Więc ciągle nie rozumiał!

– A tak, zapewne – powiedział Kloss. – Doktor Bort, panie profesorze, został rozstrzelany w Hamburgu.

Glass otworzył drzwi prowadzące z gabinetu na werandę. Stał odwrócony do Klossa tyłem, patrząc na pusty ogród.

– Niech pan zamknie drzwi!

Profesor odwrócił się gwałtownie.

– Prowokacja?! – Było to powiedziane zbyt głośno. Potem zamknął jednak drzwi i wrócił na swoje miejsce. Kloss włączył radio: usłyszeli takty wojskowego marsza.

– Rozumiem, że liczy się pan z prowokacją. Istnieje oczywiście taka możliwość. Wyobraźmy sobie jednak, że ktoś powiedziałby panu: profesorze Glass, nie należy się ewakuować. Nie tylko dlatego, że droga jest niebezpieczna, ale także po to, by uratować cokolwiek z własnego życia…

– Wyobraźmy sobie – Glass odzyskał już spokój – że tak postawione pytanie powtórzyłbym w gestapo.

– Pytający miałby zapewne jakieś zabezpieczenie.

– Mógłby po prostu bluffować.

– Jak w pokerze – stwierdził Kloss. – Sprawdza się po odsłonięciu kart, jeśli oczywiście dochodzi do odsłonięcia.

Glass napełnił znowu kieliszki.

– Widzi pan – powiedział – jestem właściwie matematykiem i lubię rozważania teoretyczne. Stwórzmy nową figurę; ten pytający musiałby po pierwsze mieć prawo zadawania pytań a po drugie: ofiarować jakieś gwarancje.

– Myśli pan o gwarancjach przeżycia? Może dawałby tylko szansę? Jedyną osiągalną w obecnej sytuacji.

– Zbyt to enigmatyczne, kapitanie. Dowodzi raczej braku jakiejkolwiek karty. Powiedzmy jednak, że nie jestem fanatykiem, że teoretycznie byłbym skłonny do rozważenia rozmaitych sytuacji…

_ To obiecujące – powiedział Kloss.

– Skłonny – powtórzył profesor – ale tylko z ludźmi do tego upoważnionymi. Poza tym wydaje się pan zapominać, że dla Niemca najważniejszy jest obowiązek wierności.

– Obowiązek? I dlatego zgoda na wszystko, profesorze? Wieczna kapitulacja?

– Pan posuwa się zbyt daleko. To ryzykowne, kapitanie.

– Mówimy teoretycznie.

– Teraz pan się wycofuje. – W głosie profesora Kloss usłyszał ton rozczarowania. – Nawet rozmawiając teoretycznie musiałbym wiedzieć, że mam do czynienia z człowiekiem właściwym.

– A gdyby tak? Rozważyłby pan propozycje konkretne?
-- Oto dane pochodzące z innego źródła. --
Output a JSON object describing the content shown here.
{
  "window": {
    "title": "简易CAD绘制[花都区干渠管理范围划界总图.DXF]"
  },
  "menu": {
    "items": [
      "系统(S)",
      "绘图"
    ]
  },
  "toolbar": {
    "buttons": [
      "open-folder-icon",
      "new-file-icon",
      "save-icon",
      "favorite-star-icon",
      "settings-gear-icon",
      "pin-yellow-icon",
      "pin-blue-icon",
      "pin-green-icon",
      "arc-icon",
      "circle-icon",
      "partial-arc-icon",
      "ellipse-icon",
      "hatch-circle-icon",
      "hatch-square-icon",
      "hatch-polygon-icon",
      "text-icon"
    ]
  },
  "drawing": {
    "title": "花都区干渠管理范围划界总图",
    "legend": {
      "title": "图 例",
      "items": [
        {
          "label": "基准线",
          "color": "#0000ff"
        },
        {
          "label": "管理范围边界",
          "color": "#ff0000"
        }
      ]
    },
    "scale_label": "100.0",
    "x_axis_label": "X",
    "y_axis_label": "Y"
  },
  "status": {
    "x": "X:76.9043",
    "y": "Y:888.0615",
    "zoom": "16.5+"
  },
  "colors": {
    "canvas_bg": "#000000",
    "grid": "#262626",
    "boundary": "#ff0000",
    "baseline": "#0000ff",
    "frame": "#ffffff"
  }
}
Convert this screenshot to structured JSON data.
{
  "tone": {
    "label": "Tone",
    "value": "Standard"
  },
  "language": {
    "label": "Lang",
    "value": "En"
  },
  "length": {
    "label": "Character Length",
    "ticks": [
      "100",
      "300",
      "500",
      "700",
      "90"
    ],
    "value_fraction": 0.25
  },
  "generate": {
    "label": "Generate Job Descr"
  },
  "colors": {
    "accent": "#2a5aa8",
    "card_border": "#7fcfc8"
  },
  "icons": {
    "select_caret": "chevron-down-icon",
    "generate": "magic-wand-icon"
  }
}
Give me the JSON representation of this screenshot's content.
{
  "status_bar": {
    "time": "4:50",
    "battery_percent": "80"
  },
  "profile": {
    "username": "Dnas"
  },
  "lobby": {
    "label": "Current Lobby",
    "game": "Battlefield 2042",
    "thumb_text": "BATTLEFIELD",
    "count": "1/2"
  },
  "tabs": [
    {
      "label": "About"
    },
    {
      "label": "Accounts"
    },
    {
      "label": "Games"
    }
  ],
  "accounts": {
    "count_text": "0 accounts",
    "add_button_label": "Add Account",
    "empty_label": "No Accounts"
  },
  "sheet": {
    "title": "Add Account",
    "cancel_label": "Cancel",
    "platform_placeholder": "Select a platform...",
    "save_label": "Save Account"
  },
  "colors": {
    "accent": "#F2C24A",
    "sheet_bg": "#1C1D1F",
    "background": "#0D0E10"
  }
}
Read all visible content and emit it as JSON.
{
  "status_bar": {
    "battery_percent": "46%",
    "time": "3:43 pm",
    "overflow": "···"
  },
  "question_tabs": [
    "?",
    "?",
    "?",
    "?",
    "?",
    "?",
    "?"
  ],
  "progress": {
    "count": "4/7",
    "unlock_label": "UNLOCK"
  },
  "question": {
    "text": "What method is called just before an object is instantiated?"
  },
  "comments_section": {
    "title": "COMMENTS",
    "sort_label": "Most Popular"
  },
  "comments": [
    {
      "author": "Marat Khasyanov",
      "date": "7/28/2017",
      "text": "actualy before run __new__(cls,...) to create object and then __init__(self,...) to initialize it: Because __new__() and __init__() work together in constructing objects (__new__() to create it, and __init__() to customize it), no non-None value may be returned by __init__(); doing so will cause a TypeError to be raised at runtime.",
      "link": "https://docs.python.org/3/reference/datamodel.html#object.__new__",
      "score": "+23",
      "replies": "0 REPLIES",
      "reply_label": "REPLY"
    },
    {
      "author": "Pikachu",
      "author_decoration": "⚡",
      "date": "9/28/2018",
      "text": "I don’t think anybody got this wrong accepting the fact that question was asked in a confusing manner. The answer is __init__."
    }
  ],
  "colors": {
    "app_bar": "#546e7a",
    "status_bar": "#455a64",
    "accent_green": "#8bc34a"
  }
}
– W pewnych granicach – powiedział Glass.

– Żądanie jest proste – Kloss odsłaniał karty. – Nie ewakuować się.

– Czyje żądanie? Kto usłyszy moją odpowiedź?

Kloss podszedł znowu do radia. Marsz wojskowy zabrzmiał teraz głośniej.

– Co pan wie o swoim synu, profesorze Glass?

Glass zerwał się z krzesła.

– Na miłość boską! – Teraz był szczery, nie starał się panować nad twarzą. – Nic nie wiem. Zaginął przed czterema miesiącami na froncie wschodnim. Nie chciałem wierzyć w jego śmierć. Żyje? Niech pan szybko mówi, czy żyje?

– Tak – powiedział Kloss. – Jest w niewoli.

Glass upadł na krzesło. Zasłonił twarz dłońmi, potem przetarł chusteczką oczy.

– Czy to pewne? – zapytał. – Skąd ta informacja?

– Odpowiedź wydaje się zbędna. Sądzę, że pan zrozumiał.

– Zrozumiałem – szepnął Glass.

– A gdyby pan zamierzał powtórzyć komukolwiek tę rozmowę…

– Proszę nie kończyć. Zrozumiałem wszystko.

– Wojna jest twardą grą, profesorze – ciągnął Kloss. -Nie produkuje pan zabawek dla dzieci, tylko urządzenia do pocisków spadających teraz na Londyn.

– Wiem.

– I chodzi o to, żeby nie wykorzystano pana więcej do żadnej produkcji.

– Wiem – powtórzył znów Glass.

– Sądzę, że powiedzieliśmy sobie wszystko. Nie jest to jednak takie proste: nie ewakuować się. Jutro nie zostawią pana w spokoju. Dlatego proponuję: za dwie godziny spotkamy się na rogu Pommernstrasse i Hinden-burgplatz.

Profesor wstał. Wydawało się, że zapomniał o Klossie.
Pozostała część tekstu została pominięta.